I cannot share my experience from the position of someone who loved this sort of way, but I can unfortunatly tell a lot about being the subject of this kind of obsession.

As I learned, this sort of people tend to misinterpret whatever kind of signals. Actually they depend everything on identifying such nonextisting acts of declared interest and start building their expectations and hopes based on them. The problem with this is: all of this shit can happen while you as the chosen subject of desire do not get to recognize a thing. This all happens out of your recognition.

Just at some point you find yourself fighting with someone who is not really that important a part of your life, acting as if they are of way greater importance. So out of a sudden, you may find yourself explaining to a colleague at work, how come you spent your day off with someone you are currently dating, while at the same time they try to convince you about what a bad pick you made. Or you got this great colleague who’s always right at your side to help you with everything, but then sometimes that guy has such a change of mood, you feel like you have done something to offend him without knowing any reason.

That kind is always close to compliment you. They observe all of your acts and keep praising your awesome decisions. Almost like satellites they stay in your orbit, to take care of and protect you. You get used to them, even start depending on them in certain situations and just when you start to feel like they have grown a bit too attached to you – it’s already too late.

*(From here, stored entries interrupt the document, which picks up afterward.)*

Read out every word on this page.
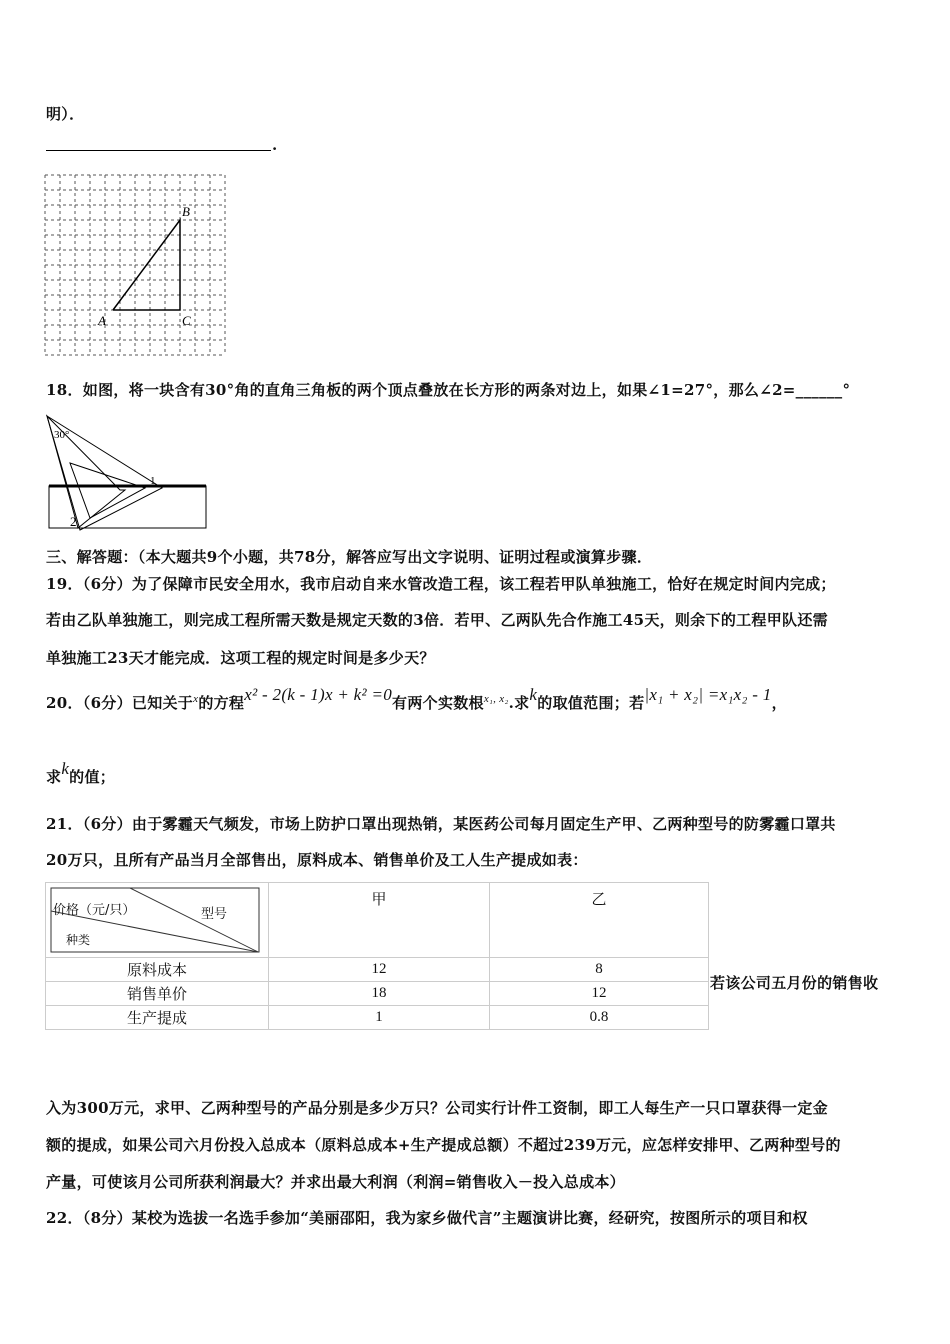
明）．
.
A
B
C
18．如图，将一块含有30°角的直角三角板的两个顶点叠放在长方形的两条对边上，如果∠1=27°，那么∠2=______°
30°
1
2
三、解答题：（本大题共9个小题，共78分，解答应写出文字说明、证明过程或演算步骤．
19．（6分）为了保障市民安全用水，我市启动自来水管改造工程，该工程若甲队单独施工，恰好在规定时间内完成；
若由乙队单独施工，则完成工程所需天数是规定天数的3倍．若甲、乙两队先合作施工45天，则余下的工程甲队还需
单独施工23天才能完成．这项工程的规定时间是多少天？
20．（6分）已知关于$^x$的方程x² - 2(k - 1)x + k² =0有两个实数根$^{x_1, x_2}$.求k的取值范围；若|x₁ + x₂| =x₁x₂ - 1，
求k的值；
21．（6分）由于雾霾天气频发，市场上防护口罩出现热销，某医药公司每月固定生产甲、乙两种型号的防雾霾口罩共
20万只，且所有产品当月全部售出，原料成本、销售单价及工人生产提成如表：
价格（元/只） 型号
种类	甲	乙
原料成本	12	8
销售单价	18	12
生产提成	1	0.8
若该公司五月份的销售收
入为300万元，求甲、乙两种型号的产品分别是多少万只？公司实行计件工资制，即工人每生产一只口罩获得一定金
额的提成，如果公司六月份投入总成本（原料总成本+生产提成总额）不超过239万元，应怎样安排甲、乙两种型号的
产量，可使该月公司所获利润最大？并求出最大利润（利润=销售收入－投入总成本）
22．（8分）某校为选拔一名选手参加“美丽邵阳，我为家乡做代言”主题演讲比赛，经研究，按图所示的项目和权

What you have missed is everything they have sacrificed to fit into this position. They studied all of your habits and adapted to your scheme to become your right hand. They gave up parts of theirselves to fit your needs as they have concluded. Maybe they gave up drinking their regular beer after work because they recognized you do not like the smell which is coming from them. Might be they started reading related literature to answer your competence. Or they started to work out to suit your appearance. Whatever actually – it might have never been of your concearn, still this is what they have done to get closer to you.

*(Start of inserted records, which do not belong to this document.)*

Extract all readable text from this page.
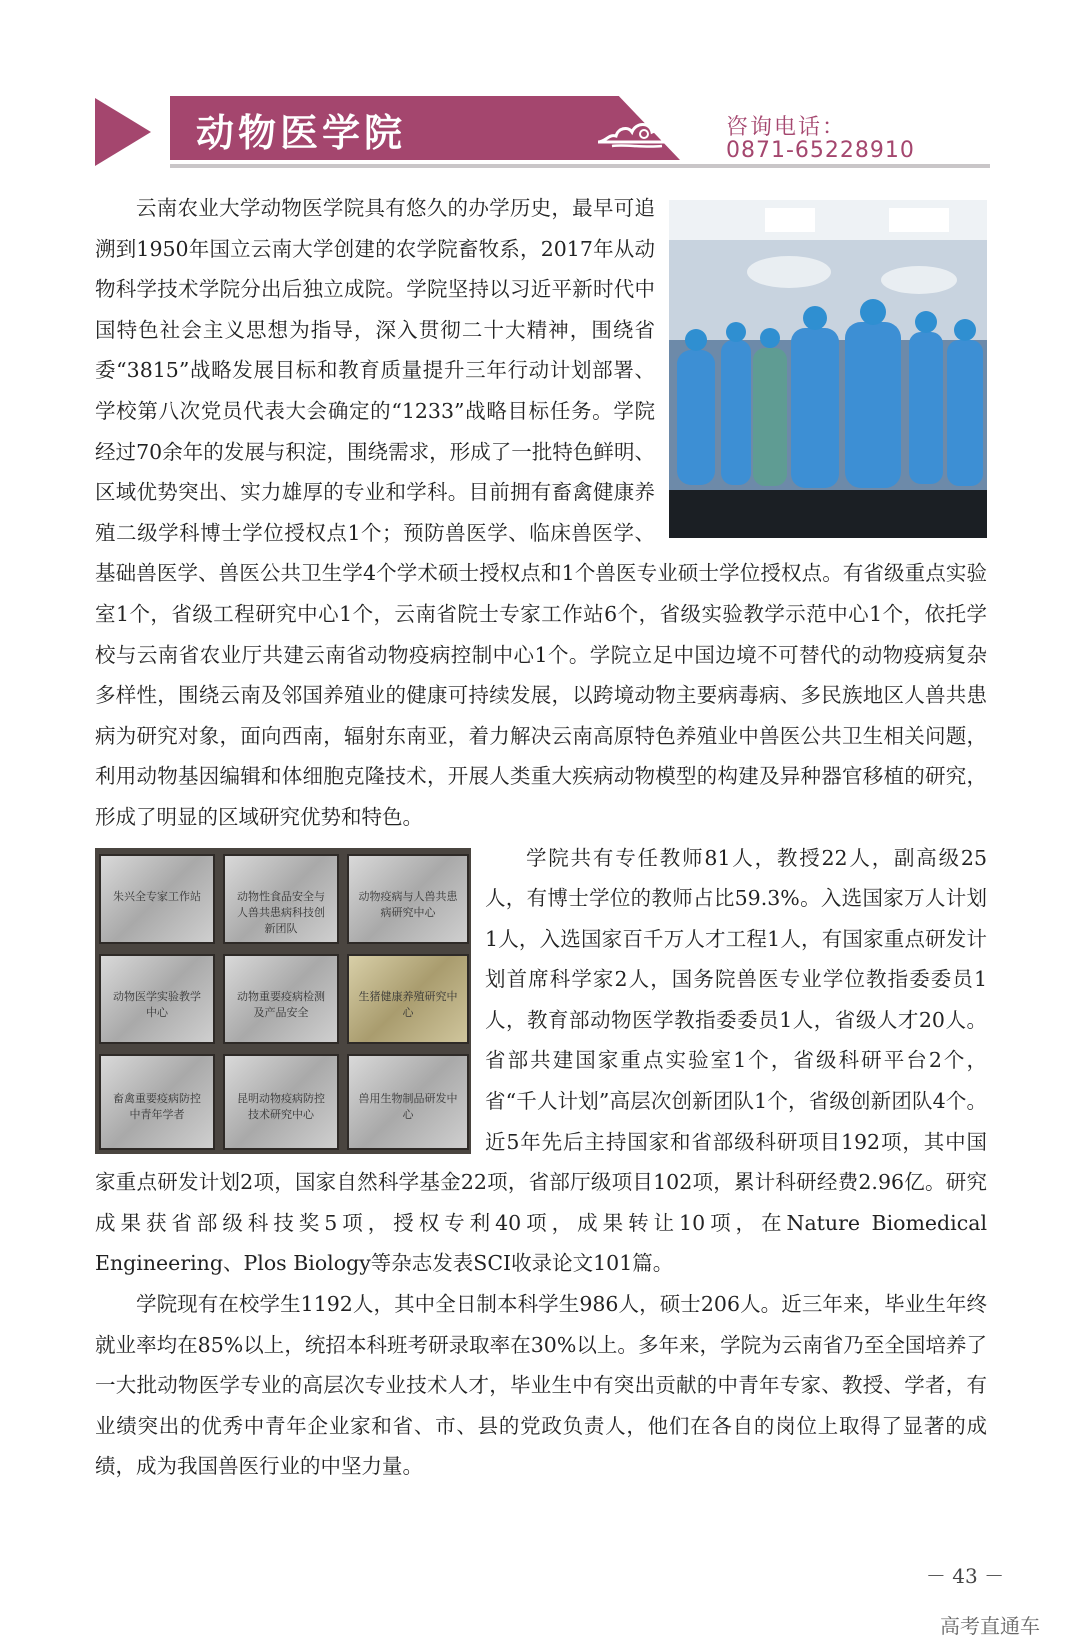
动物医学院	咨询电话：
0871-65228910

云南农业大学动物医学院具有悠久的办学历史，最早可追溯到1950年国立云南大学创建的农学院畜牧系，2017年从动物科学技术学院分出后独立成院。学院坚持以习近平新时代中国特色社会主义思想为指导，深入贯彻二十大精神，围绕省委“3815”战略发展目标和教育质量提升三年行动计划部署、学校第八次党员代表大会确定的“1233”战略目标任务。学院经过70余年的发展与积淀，围绕需求，形成了一批特色鲜明、区域优势突出、实力雄厚的专业和学科。目前拥有畜禽健康养殖二级学科博士学位授权点1个；预防兽医学、临床兽医学、基础兽医学、兽医公共卫生学4个学术硕士授权点和1个兽医专业硕士学位授权点。有省级重点实验室1个，省级工程研究中心1个，云南省院士专家工作站6个，省级实验教学示范中心1个，依托学校与云南省农业厅共建云南省动物疫病控制中心1个。学院立足中国边境不可替代的动物疫病复杂多样性，围绕云南及邻国养殖业的健康可持续发展，以跨境动物主要病毒病、多民族地区人兽共患病为研究对象，面向西南，辐射东南亚，着力解决云南高原特色养殖业中兽医公共卫生相关问题，利用动物基因编辑和体细胞克隆技术，开展人类重大疾病动物模型的构建及异种器官移植的研究，形成了明显的区域研究优势和特色。

朱兴全专家工作站	动物性食品安全与人兽共患病科技创新团队
动物疫病与人兽共患病研究中心
动物医学实验教学中心
动物重要疫病检测及产品安全
生猪健康养殖研究中心
畜禽重要疫病防控中青年学者
昆明动物疫病防控技术研究中心
兽用生物制品研发中心

学院共有专任教师81人，教授22人，副高级25人，有博士学位的教师占比59.3%。入选国家万人计划1人，入选国家百千万人才工程1人，有国家重点研发计划首席科学家2人，国务院兽医专业学位教指委委员1人，教育部动物医学教指委委员1人，省级人才20人。省部共建国家重点实验室1个，省级科研平台2个，省“千人计划”高层次创新团队1个，省级创新团队4个。近5年先后主持国家和省部级科研项目192项，其中国家重点研发计划2项，国家自然科学基金22项，省部厅级项目102项，累计科研经费2.96亿。研究成果获省部级科技奖5项，授权专利40项，成果转让10项，在Nature Biomedical Engineering、Plos Biology等杂志发表SCI收录论文101篇。

学院现有在校学生1192人，其中全日制本科学生986人，硕士206人。近三年来，毕业生年终就业率均在85%以上，统招本科班考研录取率在30%以上。多年来，学院为云南省乃至全国培养了一大批动物医学专业的高层次专业技术人才，毕业生中有突出贡献的中青年专家、教授、学者，有业绩突出的优秀中青年企业家和省、市、县的党政负责人，他们在各自的岗位上取得了显著的成绩，成为我国兽医行业的中坚力量。

－ 43 －
高考直通车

The problem is: After all of this time of fascination and silent growth of admiration, they have become obsessed thinking they are the only one worthy of the treasure and they earned the claim of you as only.

In this state they have already built an irrational construct which is indestructable in their means of reason. You belong to them and if you don’t act in this manner you become the traitor. They be jealous of everyone catching your attention and become completely irrational in interpreting any kind of your interactions towards third parties.

The fact that all of this time you have a real partner at home is easily being ignored, because whatever outside of work is nonexisting. This relationship is irrelevant as long as they do not have to be confronted with this real opponent, so even if you keep reminding them it doesn’t matter. They focus on every enemy in the field – which in this case are other males at your workplace.

If you backup and ask them for distance they will try to find the reason. No matter what you say it will not occur to them that it’s them, but it has to be someone else who has claimed a right in you and thus needs to be identified and eliminated.

That’s when it gets dangerous. Because now they will observe you from the distance and hidden places and everyone you be interacting with might become the target of their vengeance. Or they will even try to destroy your reputation to get you out of focus of other possible admirers.

That’s how come many victims of this sort of admiration hesitate to make a move against these obsessors, because they fear the resulting consequences.

Unfortunatly there is often no resolution but to consult the responsible supervisor and have that person transfered or even dismissed. And if this is not making an end to that admirers obsession, court can help with a restraining order.

No one can be pushed into attraction and it is just impossible to make someone love you, who does not in first place. No matter how perfect they may meet your own expectations. This kind of admiration is ugly and useless. All it does is cause destruction of your own self and of the other. So make sure to not imagine things all too quickly and most of all, do not get lost in this circle as described above. There is someone for all of us and when you meet the right one, he will make sure to let you know his intentions are mutual.